Caldwell contributed two hits, two walks and two RBI. Hughes had a triple and scored a pair of runs.
One other team remained unbeaten in the double elimination tournament when Fort Loramie took care of Piqua Senior, 10-3,
For the Redskins, it was a whole bunch of three-sport star Caleb Meyer. He did the heavy-lifting on the mound — five innings, three runs, five hits, two walks and three strikeouts.
And he knows what to do with a baseball bat, even though he says he swings a golf club better than an aluminum bat. Meyer is a star golfer on the Fort Loramie team and also is a starter on the basketball team.
On Friday his bat work (and leg work) produced two hits, a walk, two runs scored and three stolen bases, including home on the back end of a double steal.
After stealing three bases in their opener against Dayton Flight, the Runnin’ Redskins pilfered eight bases Friday.
Asked whether he preferred pitching or hitting, Meyer displayed the same confidence he displayed on the mound and said, “I’d rather pitch. When I’m in a groove like I was today, it is really fun.”
But baseball isn’t his true game. Nor is basketball. It is swinging a driver, a wedge and pushing a putter.
Is he a good golfer? “Yeah, I am. And I like golf the best.” Piqua Junior wishes he had had a tee time in mid-afternoon, where he could be standing on a green rather than a pitching mound. “Our golf is in the fall and I try not to golf as much during the baseball season,” he said.
Whether it is baseball, basketball or golf, Fort Loramie coach Jeff Sanders knows he has something extraordinary in Caleb Meyer.
“He is a phenomenal athlete,” he said. “He has a good arm, knows the game, he is fast (hence three stolen bases) and he is just a great player.”
Another Meyer, Caleb’s cousin, Derek Meyer, provided the tournament’s first home run, an inside-the-park rip down the right field line, leading off the sixth inning.
As Derek Meyer rounded second base, fans could hear Sanders, coaching third base screaming, “Four, four, four, four,” meaning go for four bases.

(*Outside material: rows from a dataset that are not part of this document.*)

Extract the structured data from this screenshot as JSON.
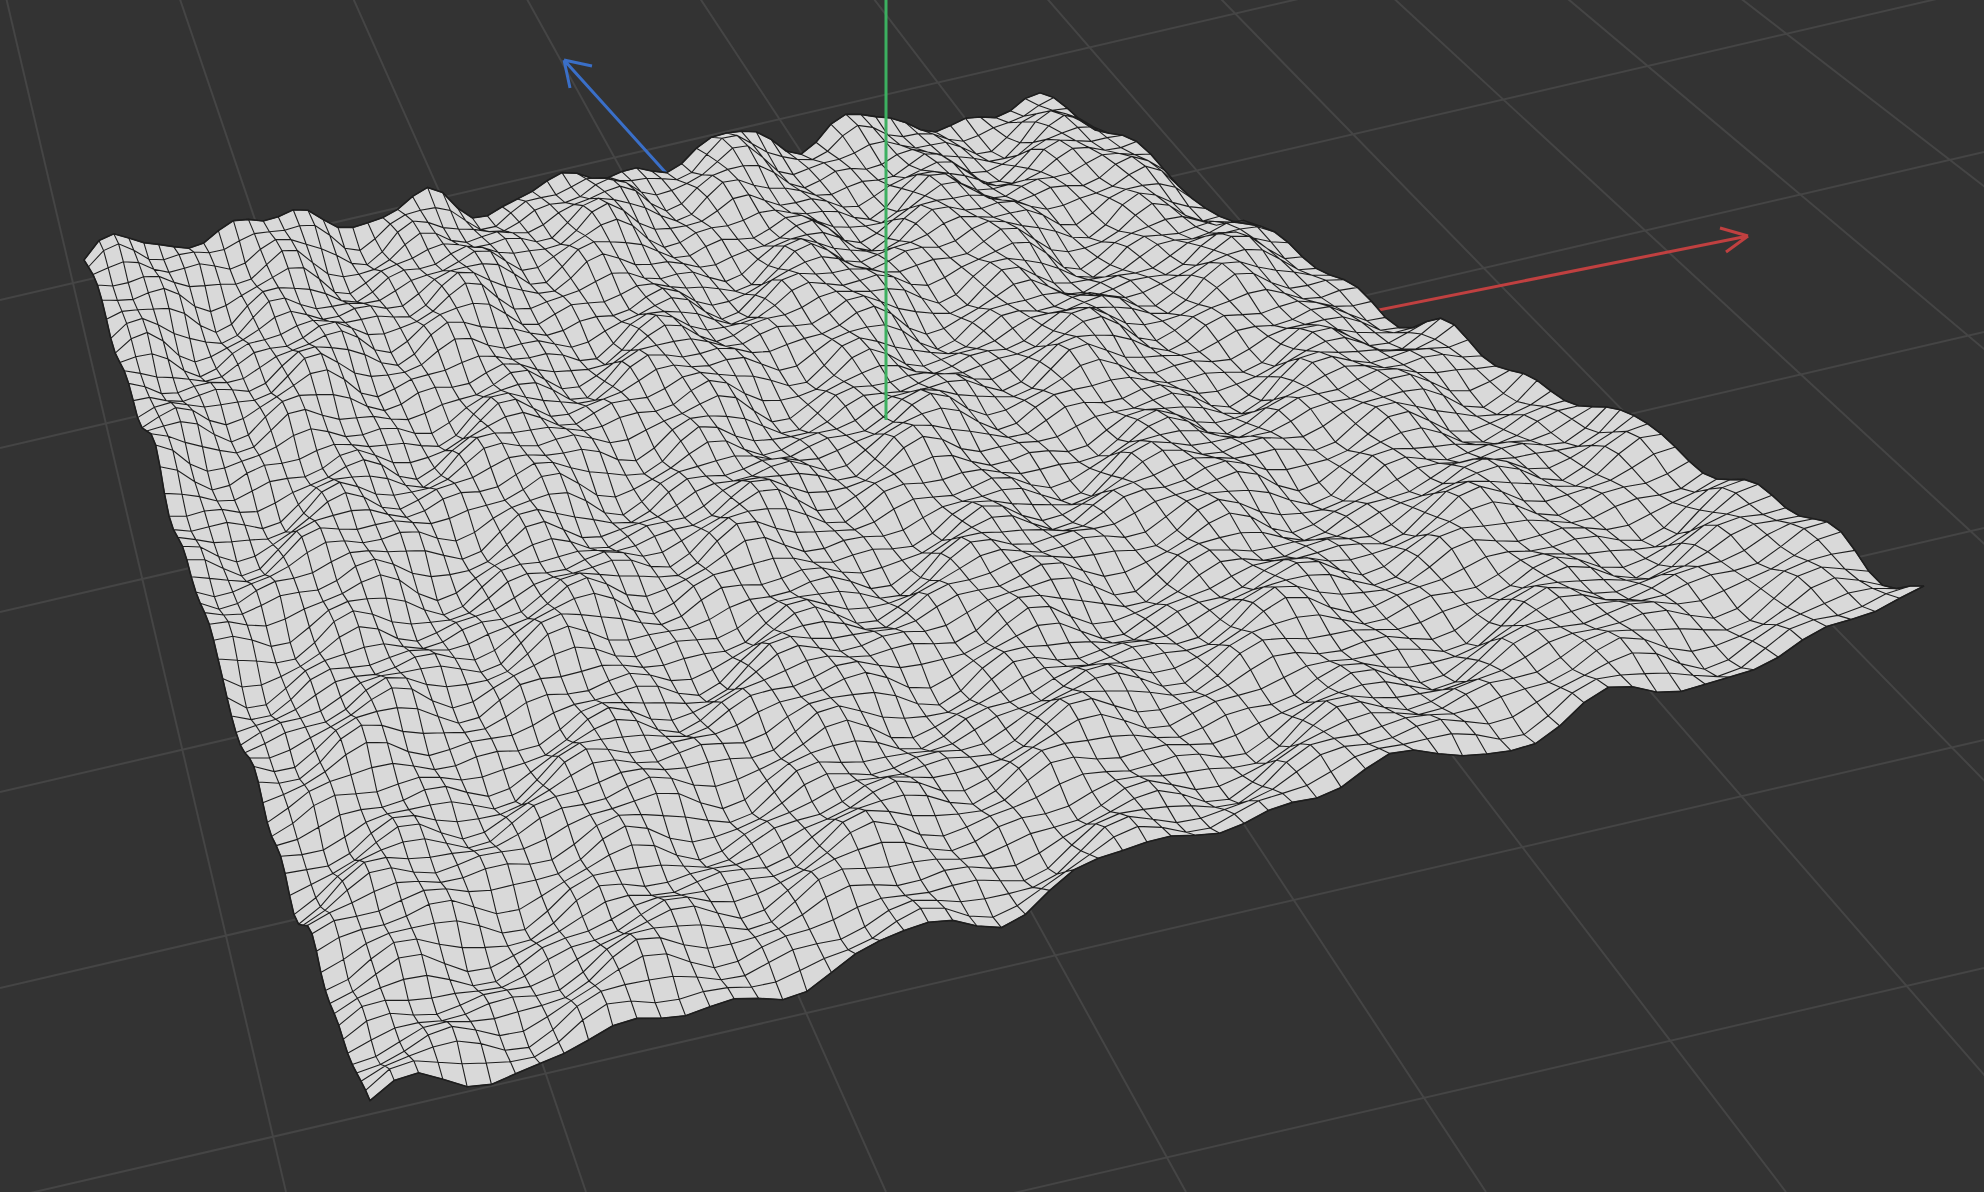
{
  "viewport": {
    "show_grid": true,
    "show_axes": true
  }
}
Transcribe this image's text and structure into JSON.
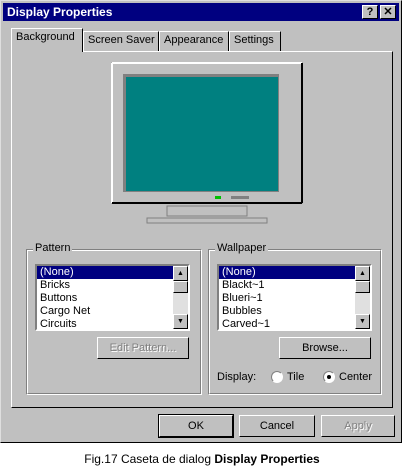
{
  "window": {
    "title": "Display Properties",
    "help_glyph": "?",
    "close_glyph": "✕"
  },
  "tabs": [
    {
      "label": "Background",
      "active": true
    },
    {
      "label": "Screen Saver",
      "active": false
    },
    {
      "label": "Appearance",
      "active": false
    },
    {
      "label": "Settings",
      "active": false
    }
  ],
  "monitor": {
    "screen_color": "#008080"
  },
  "pattern": {
    "label": "Pattern",
    "items": [
      "(None)",
      "Bricks",
      "Buttons",
      "Cargo Net",
      "Circuits"
    ],
    "selected_index": 0,
    "edit_button": "Edit Pattern..."
  },
  "wallpaper": {
    "label": "Wallpaper",
    "items": [
      "(None)",
      "Blackt~1",
      "Blueri~1",
      "Bubbles",
      "Carved~1"
    ],
    "selected_index": 0,
    "browse_button": "Browse...",
    "display_label": "Display:",
    "display_options": [
      {
        "label": "Tile",
        "checked": false
      },
      {
        "label": "Center",
        "checked": true
      }
    ]
  },
  "buttons": {
    "ok": "OK",
    "cancel": "Cancel",
    "apply": "Apply"
  },
  "caption": {
    "prefix": "Fig.17 Caseta de dialog ",
    "bold": "Display Properties"
  }
}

“I didn’t know if the ball was fair or foul, but I saw the right fielder dive for it and miss it,” said Sanders. “Once the outfielder dove for it and it got by him, well, Derek is very fast, too. I sent him rounding third didn’t know if he’d make it, but I thought, ‘This is a chance for an inside-the-park home run.’ So I figured, ‘Why not. Let’s try it. A chance for an inside-the-park home run.’”
The throw home was wide and Meyer slid home head first in a cumulus of rising dust.

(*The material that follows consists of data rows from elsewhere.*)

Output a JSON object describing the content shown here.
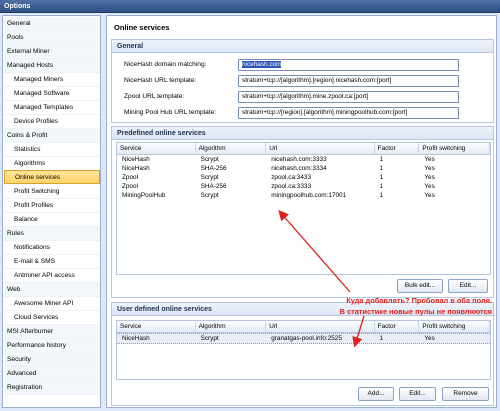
{
  "window": {
    "title": "Options"
  },
  "sidebar": {
    "items": [
      {
        "label": "General"
      },
      {
        "label": "Pools"
      },
      {
        "label": "External Miner"
      },
      {
        "label": "Managed Hosts"
      },
      {
        "label": "Managed Miners"
      },
      {
        "label": "Managed Software"
      },
      {
        "label": "Managed Templates"
      },
      {
        "label": "Device Profiles"
      },
      {
        "label": "Coins & Profit"
      },
      {
        "label": "Statistics"
      },
      {
        "label": "Algorithms"
      },
      {
        "label": "Online services"
      },
      {
        "label": "Profit Switching"
      },
      {
        "label": "Profit Profiles"
      },
      {
        "label": "Balance"
      },
      {
        "label": "Rules"
      },
      {
        "label": "Notifications"
      },
      {
        "label": "E-mail & SMS"
      },
      {
        "label": "Antminer API access"
      },
      {
        "label": "Web"
      },
      {
        "label": "Awesome Miner API"
      },
      {
        "label": "Cloud Services"
      },
      {
        "label": "MSI Afterburner"
      },
      {
        "label": "Performance history"
      },
      {
        "label": "Security"
      },
      {
        "label": "Advanced"
      },
      {
        "label": "Registration"
      }
    ]
  },
  "main": {
    "title": "Online services",
    "general": {
      "heading": "General",
      "fields": [
        {
          "label": "NiceHash domain matching:",
          "value": "nicehash.com"
        },
        {
          "label": "NiceHash URL template:",
          "value": "stratum+tcp://[algorithm].[region].nicehash.com:[port]"
        },
        {
          "label": "Zpool URL template:",
          "value": "stratum+tcp://[algorithm].mine.zpool.ca:[port]"
        },
        {
          "label": "Mining Pool Hub URL template:",
          "value": "stratum+tcp://[region].[algorithm].miningpoolhub.com:[port]"
        }
      ]
    },
    "predefined": {
      "heading": "Predefined online services",
      "columns": [
        "Service",
        "Algorithm",
        "Url",
        "Factor",
        "Profit switching"
      ],
      "rows": [
        [
          "NiceHash",
          "Scrypt",
          "nicehash.com:3333",
          "1",
          "Yes"
        ],
        [
          "NiceHash",
          "SHA-256",
          "nicehash.com:3334",
          "1",
          "Yes"
        ],
        [
          "Zpool",
          "Scrypt",
          "zpool.ca:3433",
          "1",
          "Yes"
        ],
        [
          "Zpool",
          "SHA-256",
          "zpool.ca:3333",
          "1",
          "Yes"
        ],
        [
          "MiningPoolHub",
          "Scrypt",
          "miningpoolhub.com:17001",
          "1",
          "Yes"
        ]
      ],
      "buttons": {
        "bulk_edit": "Bulk edit...",
        "edit": "Edit..."
      }
    },
    "user_defined": {
      "heading": "User defined online services",
      "columns": [
        "Service",
        "Algorithm",
        "Url",
        "Factor",
        "Profit switching"
      ],
      "rows": [
        [
          "NiceHash",
          "Scrypt",
          "granatgas-pool.info:2525",
          "1",
          "Yes"
        ]
      ],
      "buttons": {
        "add": "Add...",
        "edit": "Edit...",
        "remove": "Remove"
      }
    },
    "annotation": {
      "line1": "Куда добавлять? Пробовал в оба поля.",
      "line2": "В статистике новые пулы не появляются",
      "color": "#e0201b"
    }
  }
}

It was the impetus to a five-run run inning that turned a 5-3 lead into a 10-3 game-closer.
Just two batters after Meyer’s inside-the-parker, teammate Grant Albers became the first hitter in the tournament to leave the yard, a two-run rip over the right-center wall.
“We did hit a lot better today,” said Sanders. “A lot of that came from our pitcher (Meyer), throwing strikes and keeping the tempo of the game moving. The flow of the game was much better for us because Meyer kept pounding the strike zone (only two walks in five innings).
“We were on and off the field quickly defensively, and it seemed we were always in the dugout hitting,” Sanders added. “That rubs off on your hitting tempo.”
The tournament continues Saturday, beginning at 9 a.m. on the Newton High School diamond, with the finals Sunday.